Venezuela (MNN) — School can be a challenge for many students, but when students in Venezuela faint in class, it’s not about the homework load.
Due to political instability in Venezuela, food, medicine, and fuel are all in short supply.
“Most of the children, especially in the poor neighborhoods, only get one meal a day,” said Mariette Oosterhoff of Trans World Radio. “As you can imagine, we can give them a gift but really, the children are hungry.”
TWR normally does its ministry on the air, but with so much sorrow going on just outside the door of one of their primary ministry centers, radio workers cannot turn a blind eye.
“On one hand, we are still bringing the Gospel, doing the puppet show, and giving the children a great time and a smile on their face, even though we know they go back to really hard circumstances at their homes,” said Oosterhoff. “On the other hand, if we have the opportunity to bless them with food we will take it.”

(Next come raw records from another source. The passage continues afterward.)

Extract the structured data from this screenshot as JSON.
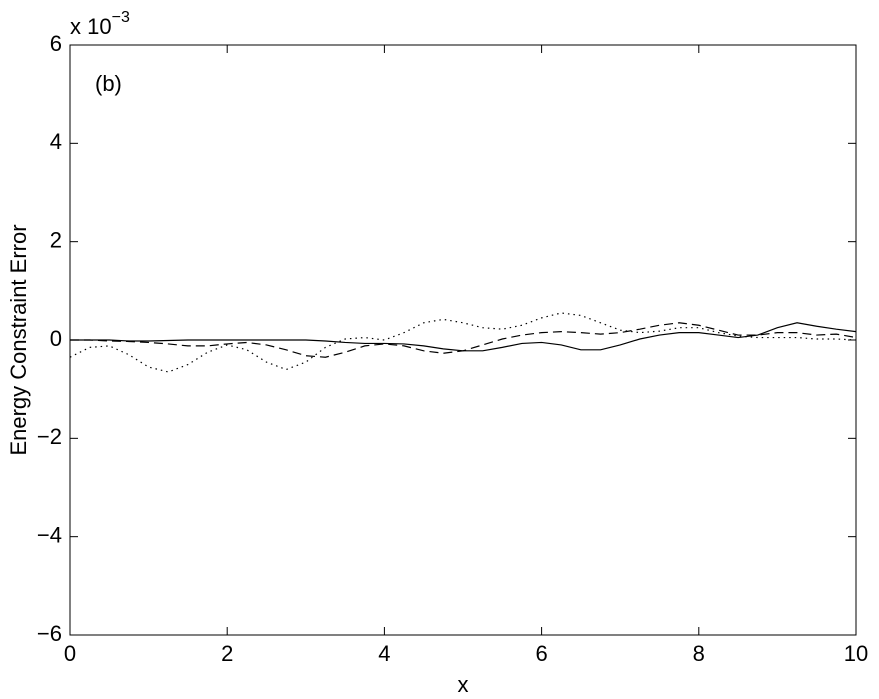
{
  "chart_data": {
    "type": "line",
    "ylabel": "Energy Constraint Error",
    "xlabel": "x",
    "annotation": "(b)",
    "y_multiplier": {
      "base": "x 10",
      "exponent": "−3"
    },
    "xlim": [
      0,
      10
    ],
    "xticks": [
      0,
      2,
      4,
      6,
      8,
      10
    ],
    "ylim": [
      -6,
      6
    ],
    "yticks": [
      {
        "value": -6,
        "label": "−6"
      },
      {
        "value": -4,
        "label": "−4"
      },
      {
        "value": -2,
        "label": "−2"
      },
      0,
      2,
      4,
      6
    ],
    "grid": false,
    "x": [
      0,
      0.25,
      0.5,
      0.75,
      1,
      1.25,
      1.5,
      1.75,
      2,
      2.25,
      2.5,
      2.75,
      3,
      3.25,
      3.5,
      3.75,
      4,
      4.25,
      4.5,
      4.75,
      5,
      5.25,
      5.5,
      5.75,
      6,
      6.25,
      6.5,
      6.75,
      7,
      7.25,
      7.5,
      7.75,
      8,
      8.25,
      8.5,
      8.75,
      9,
      9.25,
      9.5,
      9.75,
      10
    ],
    "series": [
      {
        "color": "#000000",
        "style": "solid",
        "values": [
          0,
          0,
          0,
          -0.02,
          -0.02,
          -0.01,
          0,
          0,
          0,
          0,
          0,
          0,
          0,
          -0.02,
          -0.05,
          -0.07,
          -0.07,
          -0.08,
          -0.12,
          -0.18,
          -0.22,
          -0.22,
          -0.15,
          -0.07,
          -0.05,
          -0.1,
          -0.2,
          -0.2,
          -0.1,
          0.02,
          0.1,
          0.15,
          0.15,
          0.1,
          0.05,
          0.1,
          0.25,
          0.35,
          0.28,
          0.22,
          0.17
        ]
      },
      {
        "color": "#000000",
        "style": "dashed",
        "values": [
          0,
          0,
          -0.02,
          -0.03,
          -0.05,
          -0.08,
          -0.12,
          -0.12,
          -0.08,
          -0.05,
          -0.1,
          -0.2,
          -0.32,
          -0.35,
          -0.25,
          -0.12,
          -0.08,
          -0.12,
          -0.22,
          -0.27,
          -0.22,
          -0.1,
          0.02,
          0.1,
          0.15,
          0.17,
          0.15,
          0.12,
          0.15,
          0.22,
          0.3,
          0.35,
          0.3,
          0.2,
          0.1,
          0.1,
          0.15,
          0.15,
          0.1,
          0.12,
          0.05
        ]
      },
      {
        "color": "#000000",
        "style": "dotted",
        "values": [
          -0.35,
          -0.15,
          -0.12,
          -0.3,
          -0.55,
          -0.65,
          -0.5,
          -0.25,
          -0.1,
          -0.2,
          -0.45,
          -0.6,
          -0.45,
          -0.15,
          0.02,
          0.05,
          0,
          0.15,
          0.35,
          0.42,
          0.35,
          0.25,
          0.22,
          0.3,
          0.45,
          0.55,
          0.5,
          0.35,
          0.2,
          0.15,
          0.18,
          0.25,
          0.25,
          0.15,
          0.08,
          0.05,
          0.05,
          0.05,
          0.02,
          0.02,
          0
        ]
      }
    ]
  }
}
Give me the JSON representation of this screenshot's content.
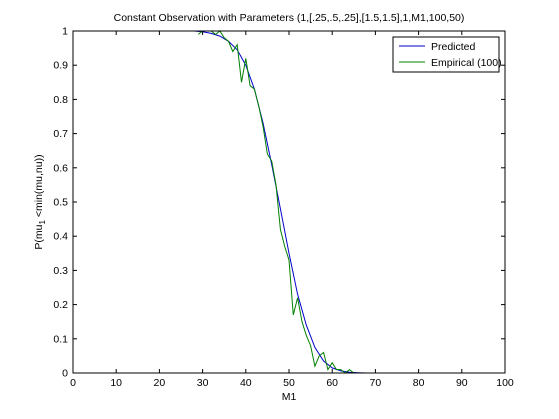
{
  "chart_data": {
    "type": "line",
    "title": "Constant Observation with Parameters (1,[.25,.5,.25],[1.5,1.5],1,M1,100,50)",
    "xlabel": "M1",
    "ylabel_parts": {
      "main": "P(mu",
      "sub": "1",
      "rest": " <min(mu,nu))"
    },
    "xlim": [
      0,
      100
    ],
    "ylim": [
      0,
      1
    ],
    "xticks": [
      0,
      10,
      20,
      30,
      40,
      50,
      60,
      70,
      80,
      90,
      100
    ],
    "yticks": [
      0,
      0.1,
      0.2,
      0.3,
      0.4,
      0.5,
      0.6,
      0.7,
      0.8,
      0.9,
      1
    ],
    "ytick_labels": [
      "0",
      "0.1",
      "0.2",
      "0.3",
      "0.4",
      "0.5",
      "0.6",
      "0.7",
      "0.8",
      "0.9",
      "1"
    ],
    "grid": false,
    "legend_position": "top-right",
    "series": [
      {
        "name": "Predicted",
        "color": "#0000cc",
        "x": [
          0,
          28,
          30,
          32,
          34,
          36,
          38,
          40,
          42,
          44,
          46,
          48,
          50,
          52,
          54,
          56,
          58,
          60,
          62,
          64,
          66,
          68,
          70,
          100
        ],
        "y": [
          1,
          1,
          0.998,
          0.993,
          0.985,
          0.97,
          0.945,
          0.9,
          0.83,
          0.73,
          0.61,
          0.48,
          0.35,
          0.23,
          0.14,
          0.075,
          0.035,
          0.015,
          0.006,
          0.002,
          0.001,
          0,
          0,
          0
        ]
      },
      {
        "name": "Empirical (100)",
        "color": "#008000",
        "x": [
          29,
          30,
          31,
          32,
          33,
          34,
          35,
          36,
          37,
          38,
          39,
          40,
          41,
          42,
          43,
          44,
          45,
          46,
          47,
          48,
          49,
          50,
          51,
          52,
          53,
          54,
          55,
          56,
          57,
          58,
          59,
          60,
          61,
          62,
          63,
          64,
          65,
          66,
          67,
          68,
          100
        ],
        "y": [
          0.99,
          1,
          1,
          1,
          0.99,
          1,
          0.98,
          0.97,
          0.94,
          0.96,
          0.85,
          0.92,
          0.84,
          0.83,
          0.78,
          0.72,
          0.64,
          0.62,
          0.55,
          0.42,
          0.37,
          0.33,
          0.17,
          0.22,
          0.15,
          0.11,
          0.08,
          0.02,
          0.05,
          0.06,
          0.01,
          0.03,
          0.01,
          0.01,
          0,
          0.01,
          0,
          0,
          0,
          0,
          0
        ]
      }
    ]
  }
}
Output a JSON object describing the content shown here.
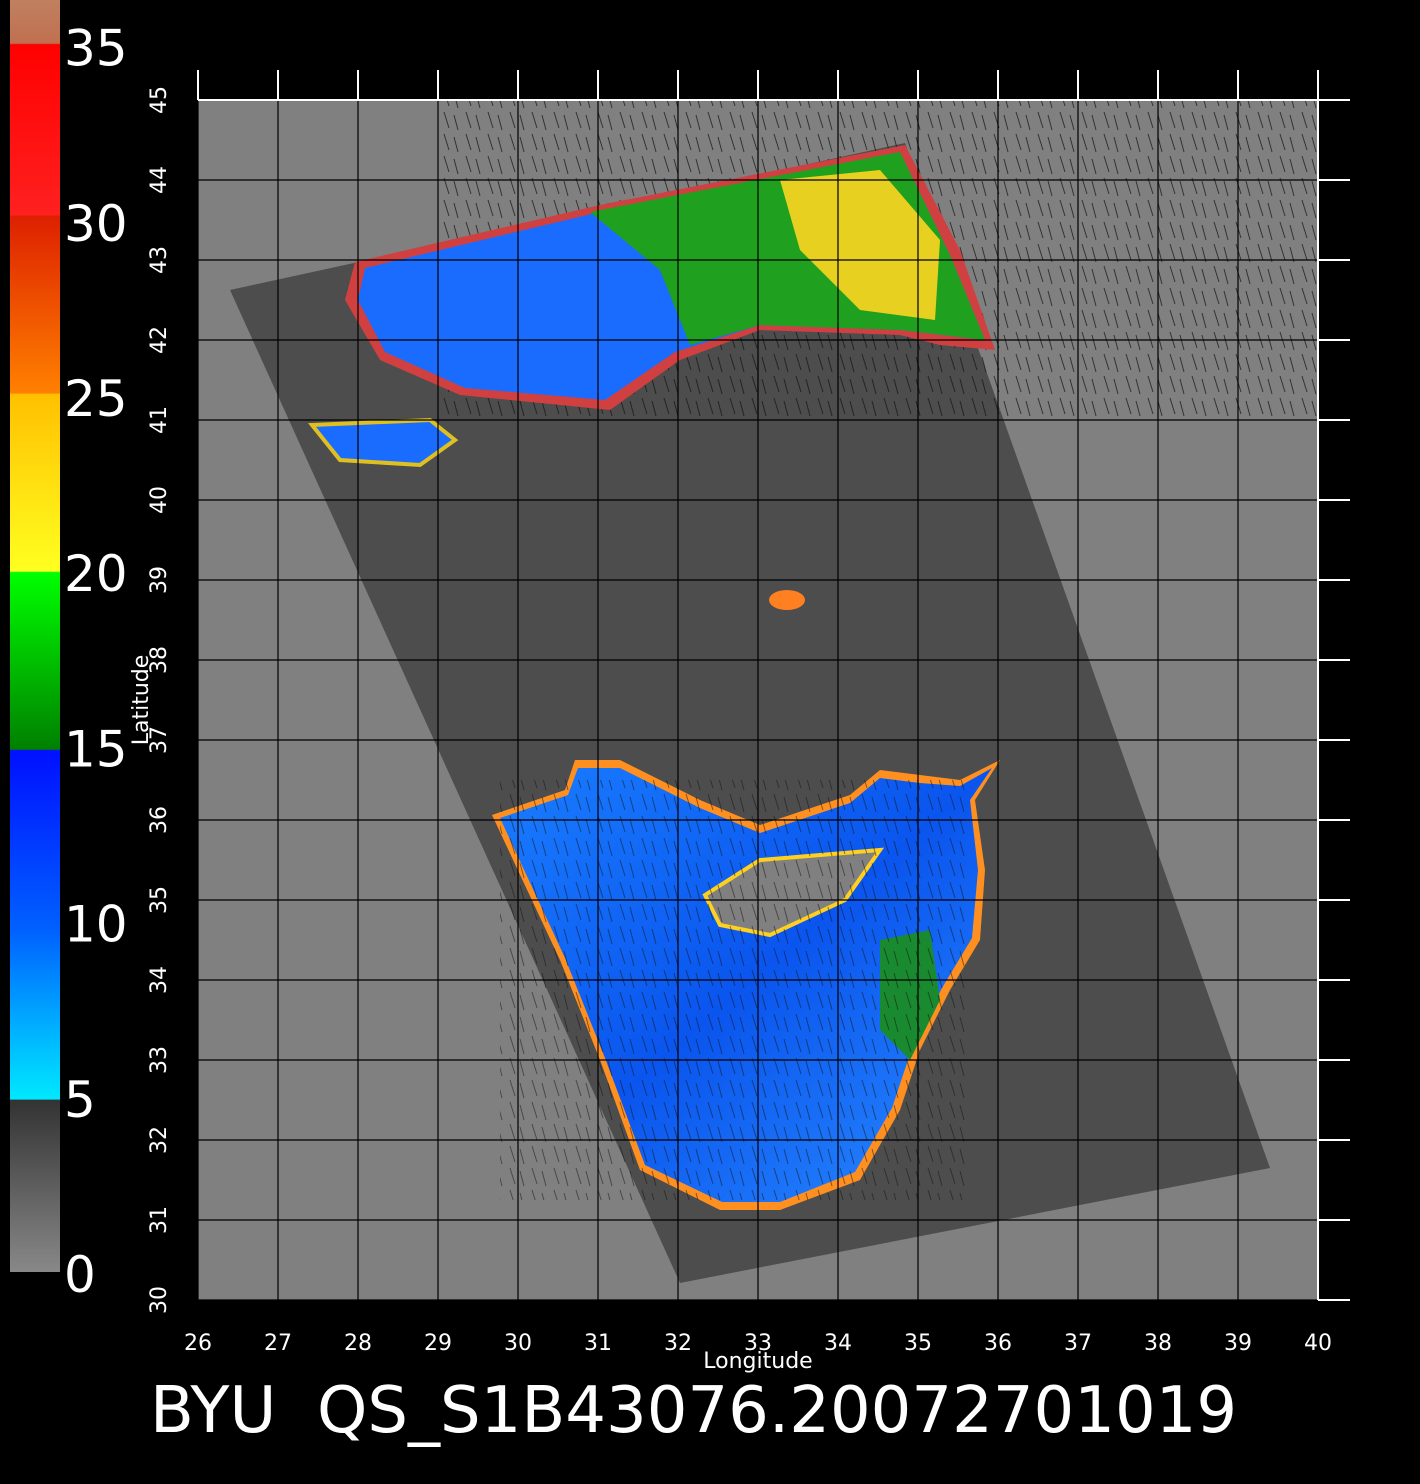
{
  "map": {
    "title": "BYU  QS_S1B43076.20072701019",
    "xlabel": "Longitude",
    "ylabel": "Latitude",
    "xlim": [
      26,
      40
    ],
    "ylim": [
      30,
      45
    ],
    "xticks": [
      26,
      27,
      28,
      29,
      30,
      31,
      32,
      33,
      34,
      35,
      36,
      37,
      38,
      39,
      40
    ],
    "yticks": [
      30,
      31,
      32,
      33,
      34,
      35,
      36,
      37,
      38,
      39,
      40,
      41,
      42,
      43,
      44,
      45
    ],
    "grid": true
  },
  "colorbar": {
    "lim": [
      0,
      36.3
    ],
    "ticks": [
      0,
      5,
      10,
      15,
      20,
      25,
      30,
      35
    ]
  }
}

The problem is it’s not easy to give to the people of Venezuela. In an attempt to hold control over the troublesome political situation, Oosterhoff said the local government has refused outside help. If any resources do come in, the government seizes and sells that help to contribute to state funds.
That means “people who were already poor before are even poorer,” said Oosterhoff. Some parents have even chosen to leave their children in the streets, betting that it will be easier to survive as individuals than as a group.
But even for children on their own, food is hard to come by. Bakeries and other shops don’t have the ingredients they need to stay open, and Oosterhoff said those who can get them are relying on bananas to fill every part of their diet.
“When children are hungry, they’re weak, it’s hard for them to focus, and they get distracted,” Oosterhoff said. TWR understands that teaching alone won’t do much good until the children are fed and cared for, and there are plenty of Christians lining up to do just that.
“This difficult situation in Venezuela now creates an opportunity because people see a difference when they meet Christians,” Oosterhoff said. Radio broadcasters are now being trained to share the Gospel both on air and in their daily lives.
The constant presence of death is making people curious about the joy Christ provides. Oosterhoff said many Venezuelan believers have been approached and asked about their faith at evangelical events.
At one puppet show, “There was one young man who was very obviously wearing a gun under his sweater,” said Oosterhoff. “He was walking towards the team and asked, ‘Can you teach me how to play with the puppets?’” The team members got him connected with theater programs at a nearby church, adding to the list of people who have noticed that “in the midst of the darkest places, there can still be a light.”
Want to help? Oosterhoff said you don’t have to wait. “They are in the country, and we cannot go in the country because it’s way too dangerous, but we can help them in other ways through prayer and financial support.
“There will be a difference, a great difference between people without hope and Christians because they know we can trust a God who is not in a crisis even though we as a country are going downwards now — but God is there, He’s in control.”